Живая девушка, тоненькая, в легком цветастом сарафане и сандалетах на немыслимо выточенных смуглых ногах, прикладывает палец к губам:
— Тише вы, пожалуйста.
— Кто у нее был муж? — спрашиваю я, пораженный картиной и этой девушкой, стоящей рядом со мной.
— Она незнакомка.
— И такая жила?
— Это обобщение красоты. Тише. Сейчас заговорит.

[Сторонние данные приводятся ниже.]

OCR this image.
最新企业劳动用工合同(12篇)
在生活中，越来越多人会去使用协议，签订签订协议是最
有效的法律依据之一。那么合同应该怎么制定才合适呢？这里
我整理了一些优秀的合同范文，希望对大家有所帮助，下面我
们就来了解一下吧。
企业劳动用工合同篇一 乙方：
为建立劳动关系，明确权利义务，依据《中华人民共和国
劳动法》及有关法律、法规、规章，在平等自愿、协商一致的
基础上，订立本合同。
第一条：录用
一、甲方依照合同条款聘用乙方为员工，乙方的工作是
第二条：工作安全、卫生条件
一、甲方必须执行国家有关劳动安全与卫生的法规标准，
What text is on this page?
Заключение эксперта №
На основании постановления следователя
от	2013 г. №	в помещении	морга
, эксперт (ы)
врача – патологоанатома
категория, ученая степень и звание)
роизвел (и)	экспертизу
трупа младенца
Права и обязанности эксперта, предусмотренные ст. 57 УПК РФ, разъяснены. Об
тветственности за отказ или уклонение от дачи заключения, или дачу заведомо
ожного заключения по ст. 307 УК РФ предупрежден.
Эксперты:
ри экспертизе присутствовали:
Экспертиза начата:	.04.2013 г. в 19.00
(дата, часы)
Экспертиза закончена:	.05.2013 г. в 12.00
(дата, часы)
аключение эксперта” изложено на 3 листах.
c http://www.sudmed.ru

Девушка становится на цыпочки и бледнеет. Я вытягиваю шею, как гусь, который хочет достать облако, но оно уплывает. Я бормочу:
— Загибаешь. Молчит же.
— Для вас молчит, для меня — нет.
— А чего слышишь?
— Я слышу стихи.
— Стихи? Темнишь ты.
— Тише!
— Так в жизни ее не было?
— Неизвестно точно. Возможно, нет.
— Откуда он почерпнул?
— Творческое воображение.
— А глаза?
— Руками, пожалуйста, ко мне не прикасайтесь.
— Не любишь?
— Не люблю. Вы примитивно понимаете искусство.

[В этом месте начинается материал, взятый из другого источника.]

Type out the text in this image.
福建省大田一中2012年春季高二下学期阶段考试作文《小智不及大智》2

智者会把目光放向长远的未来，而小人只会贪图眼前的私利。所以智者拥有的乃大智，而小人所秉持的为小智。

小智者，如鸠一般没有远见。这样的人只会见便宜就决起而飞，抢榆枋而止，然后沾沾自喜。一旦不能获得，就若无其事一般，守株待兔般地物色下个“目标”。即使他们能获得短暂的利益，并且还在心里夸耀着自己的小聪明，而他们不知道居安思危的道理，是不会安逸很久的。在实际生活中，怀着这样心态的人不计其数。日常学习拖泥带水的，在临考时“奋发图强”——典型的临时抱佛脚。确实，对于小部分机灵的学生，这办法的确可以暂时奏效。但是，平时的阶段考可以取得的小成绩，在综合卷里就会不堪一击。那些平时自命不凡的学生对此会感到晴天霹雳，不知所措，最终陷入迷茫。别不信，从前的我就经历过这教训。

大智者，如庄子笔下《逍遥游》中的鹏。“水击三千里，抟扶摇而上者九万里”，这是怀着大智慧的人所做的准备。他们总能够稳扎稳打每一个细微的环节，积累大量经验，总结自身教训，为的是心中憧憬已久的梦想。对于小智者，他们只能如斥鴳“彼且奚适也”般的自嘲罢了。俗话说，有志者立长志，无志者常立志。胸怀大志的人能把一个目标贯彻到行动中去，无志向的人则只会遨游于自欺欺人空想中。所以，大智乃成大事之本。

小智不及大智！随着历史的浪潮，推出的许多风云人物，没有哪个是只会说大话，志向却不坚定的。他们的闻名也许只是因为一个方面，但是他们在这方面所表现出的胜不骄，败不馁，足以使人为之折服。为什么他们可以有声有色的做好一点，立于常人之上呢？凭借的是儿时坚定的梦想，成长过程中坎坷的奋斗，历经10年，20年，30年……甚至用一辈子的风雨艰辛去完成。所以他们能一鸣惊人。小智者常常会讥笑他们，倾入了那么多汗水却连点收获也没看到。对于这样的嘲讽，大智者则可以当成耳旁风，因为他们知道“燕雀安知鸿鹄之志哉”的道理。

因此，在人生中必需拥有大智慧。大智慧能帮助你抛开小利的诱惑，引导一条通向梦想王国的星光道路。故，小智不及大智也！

— А где я мог научиться, ты знаешь?
— Человек всюду должен учиться. Нынешний век большого прогресса.
— А если он ослаб или, скажем, сбился человек?
— Это я очень хорошо знаю. Это очень посредственные люди. Их миллионы. Серая толпа.
— А ты, значит, не из них? Не из миллионов?
— Я
И мы стоим без движения, может быть, с полчаса.
Потом я иду за ней, за шорохом ее платья, как тень, — на меня смотрят и качают головами осуждающе.
Улица обжигает. Кажется, сейчас расплавится, потечет асфальт. Воробьи лежат в тени под забором.
Над переулком висит белое, как перина, облако. Мы с ней стоим в тени тополя. Она поправляет прическу:
— Вы часто ходите на выставки?
Киваю: мол, часто.
— Что доминирует в современной живописи?
Я долго думаю. О длинных зимних ночах, о завывании пурги вокруг барака, о запахах вонючих портянок и грязного человеческого тела — и о своих каких-то несбыточных мечтаниях. Разве возможно ей такое понять, да и надо ли? Зачем?
Она произносит нетерпеливо:
— Ну же?
И тогда я говорю:
— Одолевает реализм.
— Очень общий ответ, товарищ.
— Не дави на психику.
— Не понимаю… Кто же вы?
— Я вор.
Не верит и смеется. Наивно так, колокольчиком, нежно звенит в мои уши:
— До свидания.
И потом уже издали — со страшным презрением, без всякого снисхождения, с полным правом судить:
— Докатился, ничтожество! Не подходи, я буду кричать!
— Погоди-ка…
Но она уходит по переулку, красивая, чистая и гордая, постукивает босоножками по нагретому булыжнику, окунается в синеву и пропадает в ней бесследно.
Зюзин округлился, загорелое лицо, как надраенный кусок меди, блестит. Рубаха на нем расшита крестиками, с отложным воротником, толстые ноги покоятся в мягких туфлях.
— Произведем звон бокалов, — подмигивает мне Зюзин, хищно выворачивая толстые красные губы, вливает в себя стакан, нюхает корочку, охает с самозабвением и оглядывает меня карамельками глаз. — Оплошал ты. Обтюрхался. Облопушили? Ладно, ощути аромат.
Пью. Весь стакан одолеть разом не могу: отвык, голоден, а я знаю, что околеть мне сейчас совершенно не нужно.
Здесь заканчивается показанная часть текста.